La question de l’usage d’Internet, et plus particulièrement des places de marché comme Amazon, est au cœur de l’actualité de la distribution sélective.
Depuis l’affaire Pierre Fabre (CJUE, C-439/09, 13 octobre 2011), on sait que l’interdiction faite aux membres d’un réseau de distribution sélective d’utiliser Internet pour commercialiser les produits contractuels constituent une restriction de concurrence par objet, retirant le bénéfice de l’exemption catégorielle et rendant très improbable, selon les Lignes directrices sur les restrictions verticales, une exemption individuelle.
Ainsi, aucune restriction ne doit être apportée à l’usage d’Internet, étant entendu qu’il est néanmoins possible d’imposer le respect de normes de qualité, qui doivent être globalement équivalentes à celles prévues pour les points de vente physique.
Dans ce cadre, la question du recours par les membres du réseau aux places de marché est délicate.
Jugées incompatibles avec l’image de qualité de leurs produits, les market places sont généralement honnies des marques qui opèrent un système de distribution sélective, celles-ci incluant le plus souvent dans leur contrat la prohibition pure et simple du recours aux places de marché.
Cette interdiction de principe est dans le collimateur des Autorités de la concurrence allemande et française.
L’une et l’autre ont déjà obtenu d’Adidas qu’elle y renonce (cf. communiqué de presse de l’Autorité de la concurrence du 18 novembre 2015), tandis que le Bundeskartellamt a jugé le 26 août 2015 que le système de distribution sélective d’Asics, qui incluait une telle interdiction, était contraire à l’article 101 du Traité sur le fonctionnement de l’Union européenne.

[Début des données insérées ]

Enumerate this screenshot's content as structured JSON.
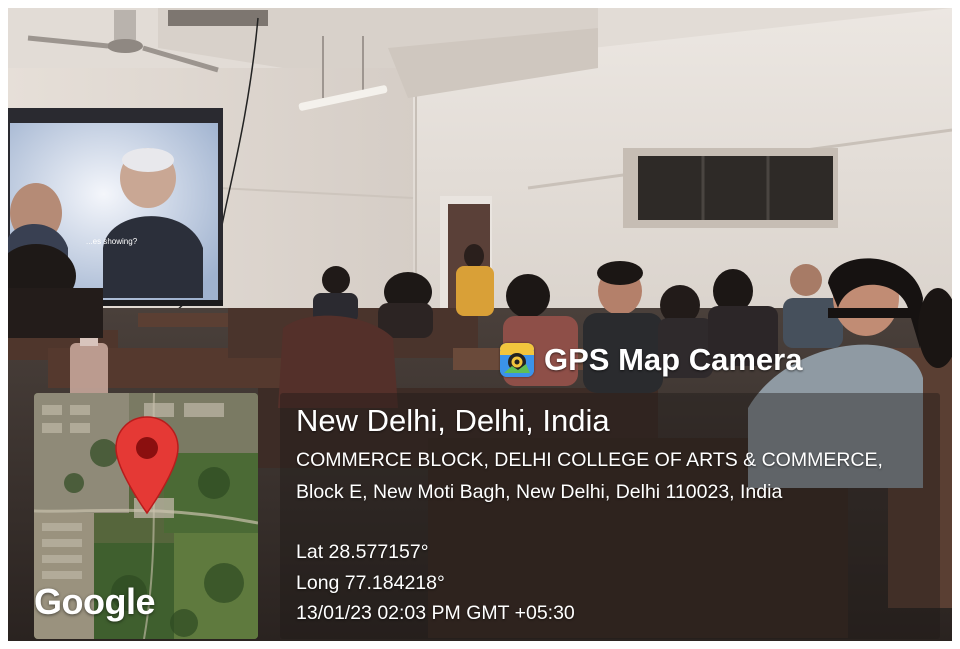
{
  "overlay": {
    "app_name": "GPS Map Camera",
    "app_icon": "map-pin-camera-icon",
    "location_title": "New Delhi, Delhi, India",
    "address": "COMMERCE BLOCK, DELHI COLLEGE OF ARTS & COMMERCE, Block E, New Moti Bagh, New Delhi, Delhi 110023, India",
    "latitude": "Lat 28.577157°",
    "longitude": "Long 77.184218°",
    "timestamp": "13/01/23 02:03 PM GMT +05:30"
  },
  "map": {
    "provider_logo": "Google",
    "marker_icon": "map-marker-icon",
    "marker_color": "#e53935"
  },
  "photo": {
    "scene": "classroom-with-projector-screen",
    "projector_subtitle": "...es showing?"
  }
}
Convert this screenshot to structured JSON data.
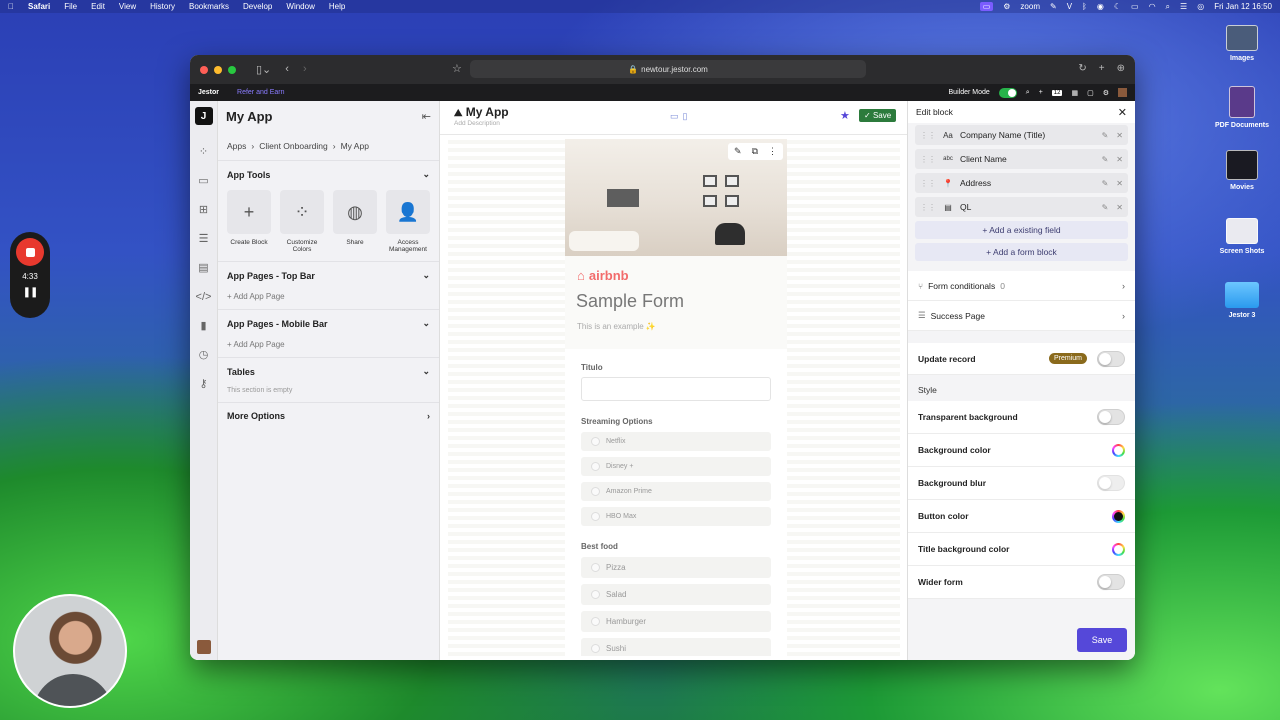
{
  "menubar": {
    "items": [
      "Safari",
      "File",
      "Edit",
      "View",
      "History",
      "Bookmarks",
      "Develop",
      "Window",
      "Help"
    ],
    "zoom": "zoom",
    "clock": "Fri Jan 12  16:50"
  },
  "desktop": {
    "icons": [
      {
        "label": "Images"
      },
      {
        "label": "PDF Documents"
      },
      {
        "label": "Movies"
      },
      {
        "label": "Screen Shots"
      },
      {
        "label": "Jestor 3"
      }
    ]
  },
  "recorder": {
    "time": "4:33"
  },
  "browser": {
    "url": "newtour.jestor.com"
  },
  "jestorbar": {
    "brand": "Jestor",
    "earn": "Refer and Earn",
    "builder_mode": "Builder Mode",
    "calendar_day": "12"
  },
  "sidebar": {
    "title": "My App",
    "breadcrumb": [
      "Apps",
      "Client Onboarding",
      "My App"
    ],
    "app_tools_title": "App Tools",
    "tools": [
      {
        "label": "Create Block",
        "icon": "plus-icon"
      },
      {
        "label": "Customize Colors",
        "icon": "palette-icon"
      },
      {
        "label": "Share",
        "icon": "globe-icon"
      },
      {
        "label": "Access Management",
        "icon": "users-icon"
      }
    ],
    "top_bar_title": "App Pages - Top Bar",
    "mobile_bar_title": "App Pages - Mobile Bar",
    "add_page": "+ Add App Page",
    "tables_title": "Tables",
    "tables_empty": "This section is empty",
    "more_options": "More Options"
  },
  "main": {
    "title": "My App",
    "description": "Add Description",
    "save_label": "Save"
  },
  "form": {
    "brand": "airbnb",
    "title": "Sample Form",
    "subtitle": "This is an example ✨",
    "fields": {
      "titulo": "Titulo",
      "streaming": "Streaming Options",
      "streaming_options": [
        "Netflix",
        "Disney +",
        "Amazon Prime",
        "HBO Max"
      ],
      "food": "Best food",
      "food_options": [
        "Pizza",
        "Salad",
        "Hamburger",
        "Sushi"
      ]
    }
  },
  "panel": {
    "title": "Edit block",
    "fields": [
      {
        "label": "Company Name (Title)",
        "icon": "Aa"
      },
      {
        "label": "Client Name",
        "icon": "abc"
      },
      {
        "label": "Address",
        "icon": "📍"
      },
      {
        "label": "QL",
        "icon": "▤"
      }
    ],
    "add_existing": "+ Add a existing field",
    "add_block": "+ Add a form block",
    "conditionals": "Form conditionals",
    "conditionals_count": "0",
    "success_page": "Success Page",
    "update_record": "Update record",
    "premium": "Premium",
    "style": "Style",
    "transparent_bg": "Transparent background",
    "bg_color": "Background color",
    "bg_blur": "Background blur",
    "button_color": "Button color",
    "title_bg_color": "Title background color",
    "wider_form": "Wider form",
    "save": "Save"
  }
}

L’Autorité de la concurrence française (AdlC) est par ailleurs actuellement saisie d’une plainte dirigée contre Samsung, l’interdiction du recours aux places de marchés figurant au rang des pratiques dénoncées. Si les demandes de mesures conservatoires formées par le plaignant ont été rejetées par deux fois (décisions n°14-D-07 du 23 juillet 2014 et n°15-D-11 du 24 juin 2015), l’AdlC poursuit l’instruction au fond.
La Commission européenne s’est en outre saisie d’une partie de cette affaire, notamment de la question de l’interdiction des market places.
Dans ce contexte incertain, la Cour d’appel de Paris a rejeté le 2 février 2016 (Pôle 3 – Chambre 1, n°15/01542) les demandes formées en référé par Caudalie à l’encontre d’une place de marché au travers de laquelle des pharmacies membres de son réseau de distribution sélective commercialisaient les produits.
Caudalie fondait ses demandes sur l’interdiction faite aux membres de son réseau d’avoir recours aux market places, et s’appuyait sur une décision qu’elle avait obtenue devant le Conseil de la concurrence le 8 mars 2007 (n°07-D-07), aux termes de laquelle cette interdiction avait été admise.
Faisant référence aux décisions et procédures évoquées ci-dessus, la Cour a estimé que « cette interdiction de principe du recours pour les distributeurs des produits Caudalie, pour l’essentiel pharmaciens d’officine, à une plate-forme en ligne quelles qu’en soient les caractéristiques est susceptible de constituer, sauf justification objective, une restriction de concurrence caractérisée exclue du bénéfice de l’exemption communautaire individuelle visée à l’article L442-6 I 6º susvisé qui fonde les demandes litigieuses ».
Enfin, la Cour d’appel de Francfort a, par décision du 19 avril 2016, posé plusieurs questions préjudicielles à la CJUE, qui devra notamment se prononcer sur le point de savoir si l’interdiction du recours aux places de marché constituent une restriction de concurrence par objet.
La décision de la CJUE est attendue pour fin 2017 et nous serons alors fixés. Dans cette attente, il semble prudent d’estimer qu’une telle interdiction de principe fait nécessairement peser un risque important sur le réseau.